The company also said travellers have “the common sense” to check AI summaries against the reviews on the platform. Rory Boland, editor of Which? Travel, disagreed: “The platform has a responsibility to revisit the accuracy of its AI summaries and AI chatbot. In the meantime, users should scroll past these summaries and look at guest reviews, particularly one-star ratings, and at reviews on other sites, to make sure their next stay is a safe one.”

NZ Angle

New Zealanders spend roughly $9 billion a year on international travel, much of it booked through platforms that aggregate reviews. If an AI summary says a property is fine and the actual reviews tell a different story, the booking decision is being made on bad information. Consumer NZ, the local equivalent of Which?, has not yet commented on whether it plans to test AI review summaries on travel platforms operating in the New Zealand market, but the problem is global — and it applies to any platform using AI to summarise user feedback.

❓ FAQ

Can I turn off AI review summaries? Most major travel platforms do not offer a setting to disable AI-generated review summaries. The only workaround is to scroll past them and read the individual reviews directly, particularly one-star ratings.
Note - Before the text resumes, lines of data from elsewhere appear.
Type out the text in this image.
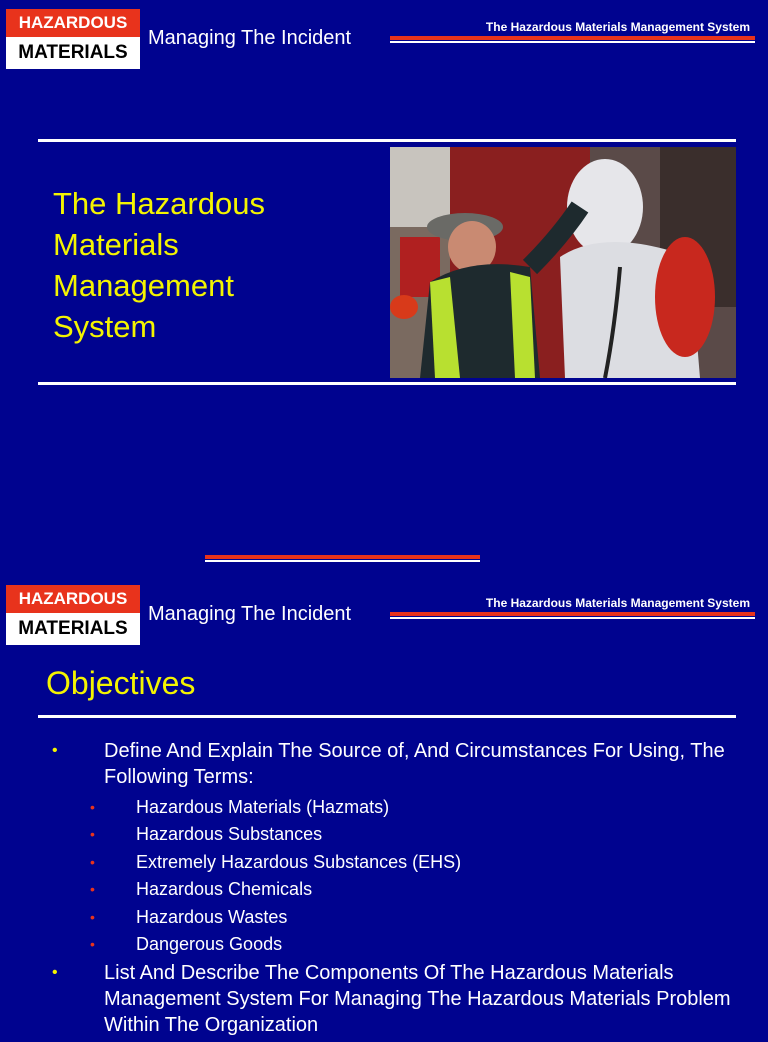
HAZARDOUS
MATERIALS
Managing The Incident	The Hazardous Materials Management System
The Hazardous
Materials
Management
System
HAZARDOUS
MATERIALS
Managing The Incident	The Hazardous Materials Management System
Objectives
• Define And Explain The Source of, And Circumstances For Using, The Following Terms:
• Hazardous Materials (Hazmats)
• Hazardous Substances
• Extremely Hazardous Substances (EHS)
• Hazardous Chemicals
• Hazardous Wastes
• Dangerous Goods
• List And Describe The Components Of The Hazardous Materials Management System For Managing The Hazardous Materials Problem Within The Organization
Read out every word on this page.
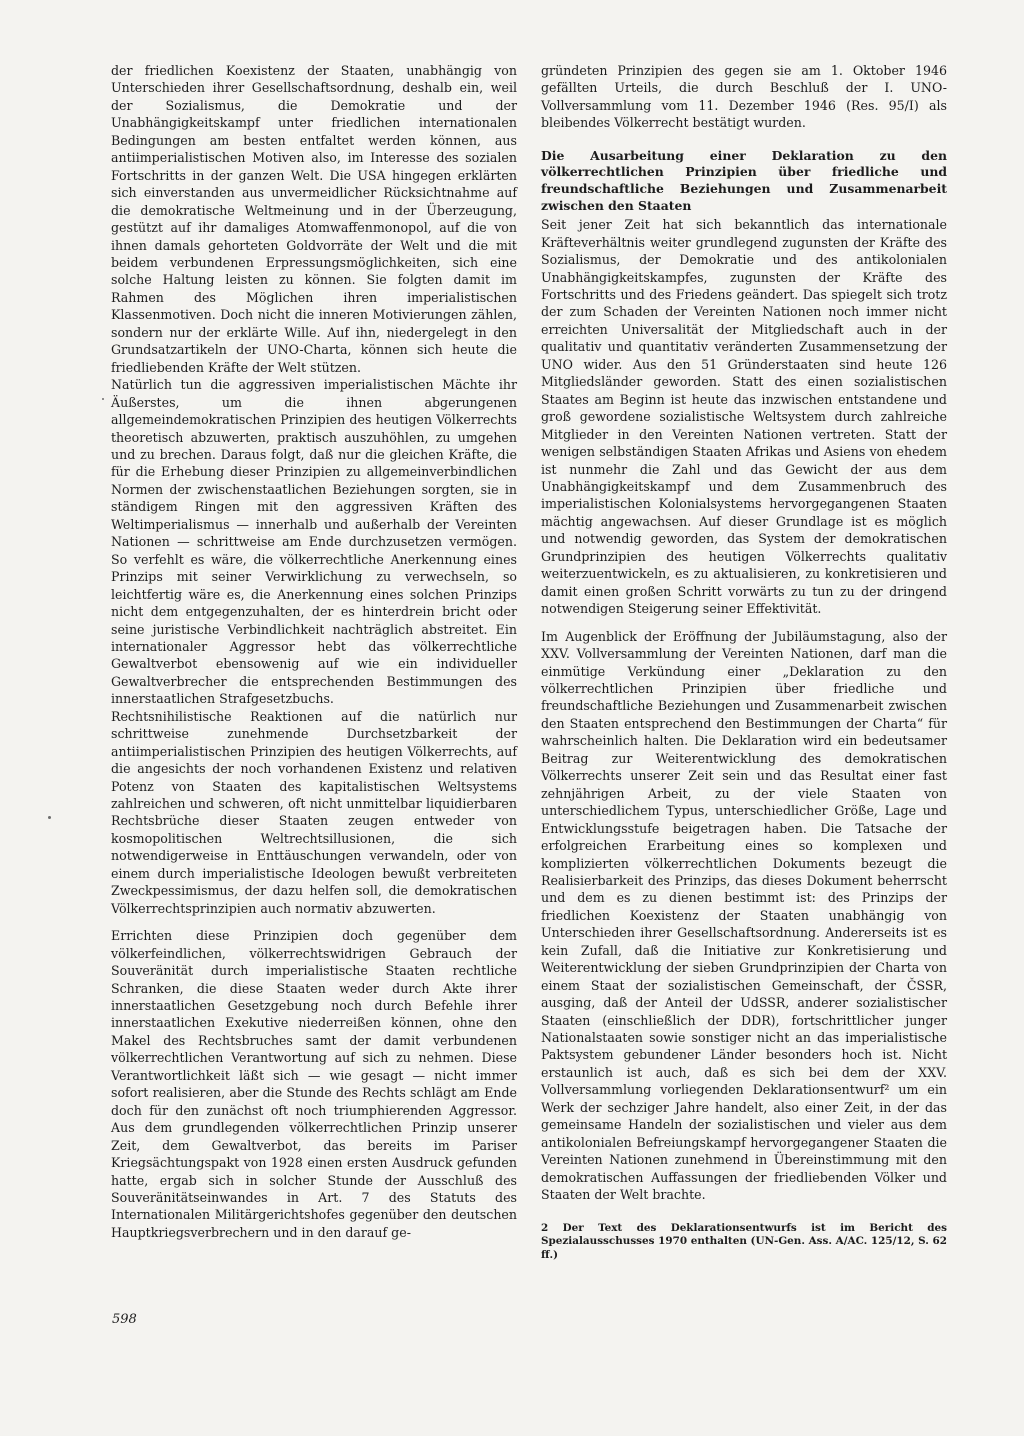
der friedlichen Koexistenz der Staaten, unabhängig von Unterschieden ihrer Gesellschaftsordnung, deshalb ein, weil der Sozialismus, die Demokratie und der Unabhängigkeitskampf unter friedlichen internationalen Bedingungen am besten entfaltet werden können, aus antiimperialistischen Motiven also, im Interesse des sozialen Fortschritts in der ganzen Welt. Die USA hingegen erklärten sich einverstanden aus unvermeidlicher Rücksichtnahme auf die demokratische Weltmeinung und in der Überzeugung, gestützt auf ihr damaliges Atomwaffenmonopol, auf die von ihnen damals gehorteten Goldvorräte der Welt und die mit beidem verbundenen Erpressungsmöglichkeiten, sich eine solche Haltung leisten zu können. Sie folgten damit im Rahmen des Möglichen ihren imperialistischen Klassenmotiven. Doch nicht die inneren Motivierungen zählen, sondern nur der erklärte Wille. Auf ihn, niedergelegt in den Grundsatzartikeln der UNO-Charta, können sich heute die friedliebenden Kräfte der Welt stützen.

Natürlich tun die aggressiven imperialistischen Mächte ihr Äußerstes, um die ihnen abgerungenen allgemeindemokratischen Prinzipien des heutigen Völkerrechts theoretisch abzuwerten, praktisch auszuhöhlen, zu umgehen und zu brechen. Daraus folgt, daß nur die gleichen Kräfte, die für die Erhebung dieser Prinzipien zu allgemeinverbindlichen Normen der zwischenstaatlichen Beziehungen sorgten, sie in ständigem Ringen mit den aggressiven Kräften des Weltimperialismus — innerhalb und außerhalb der Vereinten Nationen — schrittweise am Ende durchzusetzen vermögen. So verfehlt es wäre, die völkerrechtliche Anerkennung eines Prinzips mit seiner Verwirklichung zu verwechseln, so leichtfertig wäre es, die Anerkennung eines solchen Prinzips nicht dem entgegenzuhalten, der es hinterdrein bricht oder seine juristische Verbindlichkeit nachträglich abstreitet. Ein internationaler Aggressor hebt das völkerrechtliche Gewaltverbot ebensowenig auf wie ein individueller Gewaltverbrecher die entsprechenden Bestimmungen des innerstaatlichen Strafgesetzbuchs.

Rechtsnihilistische Reaktionen auf die natürlich nur schrittweise zunehmende Durchsetzbarkeit der antiimperialistischen Prinzipien des heutigen Völkerrechts, auf die angesichts der noch vorhandenen Existenz und relativen Potenz von Staaten des kapitalistischen Weltsystems zahlreichen und schweren, oft nicht unmittelbar liquidierbaren Rechtsbrüche dieser Staaten zeugen entweder von kosmopolitischen Weltrechtsillusionen, die sich notwendigerweise in Enttäuschungen verwandeln, oder von einem durch imperialistische Ideologen bewußt verbreiteten Zweckpessimismus, der dazu helfen soll, die demokratischen Völkerrechtsprinzipien auch normativ abzuwerten.

Errichten diese Prinzipien doch gegenüber dem völkerfeindlichen, völkerrechtswidrigen Gebrauch der Souveränität durch imperialistische Staaten rechtliche Schranken, die diese Staaten weder durch Akte ihrer innerstaatlichen Gesetzgebung noch durch Befehle ihrer innerstaatlichen Exekutive niederreißen können, ohne den Makel des Rechtsbruches samt der damit verbundenen völkerrechtlichen Verantwortung auf sich zu nehmen. Diese Verantwortlichkeit läßt sich — wie gesagt — nicht immer sofort realisieren, aber die Stunde des Rechts schlägt am Ende doch für den zunächst oft noch triumphierenden Aggressor. Aus dem grundlegenden völkerrechtlichen Prinzip unserer Zeit, dem Gewaltverbot, das bereits im Pariser Kriegsächtungspakt von 1928 einen ersten Ausdruck gefunden hatte, ergab sich in solcher Stunde der Ausschluß des Souveränitätseinwandes in Art. 7 des Statuts des Internationalen Militärgerichtshofes gegenüber den deutschen Hauptkriegsverbrechern und in den darauf ge-

gründeten Prinzipien des gegen sie am 1. Oktober 1946 gefällten Urteils, die durch Beschluß der I. UNO-Vollversammlung vom 11. Dezember 1946 (Res. 95/I) als bleibendes Völkerrecht bestätigt wurden.

Die Ausarbeitung einer Deklaration zu den völkerrechtlichen Prinzipien über friedliche und freundschaftliche Beziehungen und Zusammenarbeit zwischen den Staaten

Seit jener Zeit hat sich bekanntlich das internationale Kräfteverhältnis weiter grundlegend zugunsten der Kräfte des Sozialismus, der Demokratie und des antikolonialen Unabhängigkeitskampfes, zugunsten der Kräfte des Fortschritts und des Friedens geändert. Das spiegelt sich trotz der zum Schaden der Vereinten Nationen noch immer nicht erreichten Universalität der Mitgliedschaft auch in der qualitativ und quantitativ veränderten Zusammensetzung der UNO wider. Aus den 51 Gründerstaaten sind heute 126 Mitgliedsländer geworden. Statt des einen sozialistischen Staates am Beginn ist heute das inzwischen entstandene und groß gewordene sozialistische Weltsystem durch zahlreiche Mitglieder in den Vereinten Nationen vertreten. Statt der wenigen selbständigen Staaten Afrikas und Asiens von ehedem ist nunmehr die Zahl und das Gewicht der aus dem Unabhängigkeitskampf und dem Zusammenbruch des imperialistischen Kolonialsystems hervorgegangenen Staaten mächtig angewachsen. Auf dieser Grundlage ist es möglich und notwendig geworden, das System der demokratischen Grundprinzipien des heutigen Völkerrechts qualitativ weiterzuentwickeln, es zu aktualisieren, zu konkretisieren und damit einen großen Schritt vorwärts zu tun zu der dringend notwendigen Steigerung seiner Effektivität.

Im Augenblick der Eröffnung der Jubiläumstagung, also der XXV. Vollversammlung der Vereinten Nationen, darf man die einmütige Verkündung einer „Deklaration zu den völkerrechtlichen Prinzipien über friedliche und freundschaftliche Beziehungen und Zusammenarbeit zwischen den Staaten entsprechend den Bestimmungen der Charta“ für wahrscheinlich halten. Die Deklaration wird ein bedeutsamer Beitrag zur Weiterentwicklung des demokratischen Völkerrechts unserer Zeit sein und das Resultat einer fast zehnjährigen Arbeit, zu der viele Staaten von unterschiedlichem Typus, unterschiedlicher Größe, Lage und Entwicklungsstufe beigetragen haben. Die Tatsache der erfolgreichen Erarbeitung eines so komplexen und komplizierten völkerrechtlichen Dokuments bezeugt die Realisierbarkeit des Prinzips, das dieses Dokument beherrscht und dem es zu dienen bestimmt ist: des Prinzips der friedlichen Koexistenz der Staaten unabhängig von Unterschieden ihrer Gesellschaftsordnung. Andererseits ist es kein Zufall, daß die Initiative zur Konkretisierung und Weiterentwicklung der sieben Grundprinzipien der Charta von einem Staat der sozialistischen Gemeinschaft, der ČSSR, ausging, daß der Anteil der UdSSR, anderer sozialistischer Staaten (einschließlich der DDR), fortschrittlicher junger Nationalstaaten sowie sonstiger nicht an das imperialistische Paktsystem gebundener Länder besonders hoch ist. Nicht erstaunlich ist auch, daß es sich bei dem der XXV. Vollversammlung vorliegenden Deklarationsentwurf² um ein Werk der sechziger Jahre handelt, also einer Zeit, in der das gemeinsame Handeln der sozialistischen und vieler aus dem antikolonialen Befreiungskampf hervorgegangener Staaten die Vereinten Nationen zunehmend in Übereinstimmung mit den demokratischen Auffassungen der friedliebenden Völker und Staaten der Welt brachte.

2 Der Text des Deklarationsentwurfs ist im Bericht des Spezialausschusses 1970 enthalten (UN-Gen. Ass. A/AC. 125/12, S. 62 ff.)

598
Does this affect other review platforms? Almost certainly. Google, Amazon, Yelp, and other platforms use similar AI summarisation technology. The ACL research finding — that opinion-summarisation tools systematically flatten sharp criticism — applies to any platform that replaces human-written reviews with AI-generated overviews.

Are platforms legally liable for misleading AI summaries? Unclear. The UK’s Digital Markets, Competition and Consumers Act gives regulators new powers to tackle misleading commercial practices. If an AI summary significantly misrepresents the sentiment of reviews, a regulator could argue that’s a misleading representation. No case has been brought yet.

What should travellers do? Read the one-star reviews first. Look for patterns — multiple guests reporting the same issue (illness, mould, safety concerns) is a signal regardless of the overall rating. Skip the AI summary entirely.

🔍 THE BOTTOM LINE

The technology isn’t broken. It’s working as designed — averaging out the extremes, smoothing the edges, producing a summary that sounds reasonable. The problem is that “reasonable” is the wrong output when the input includes safety-critical warnings. When a platform says it’s “confident” the AI is doing what it was designed to do, the scariest part is that they might be right.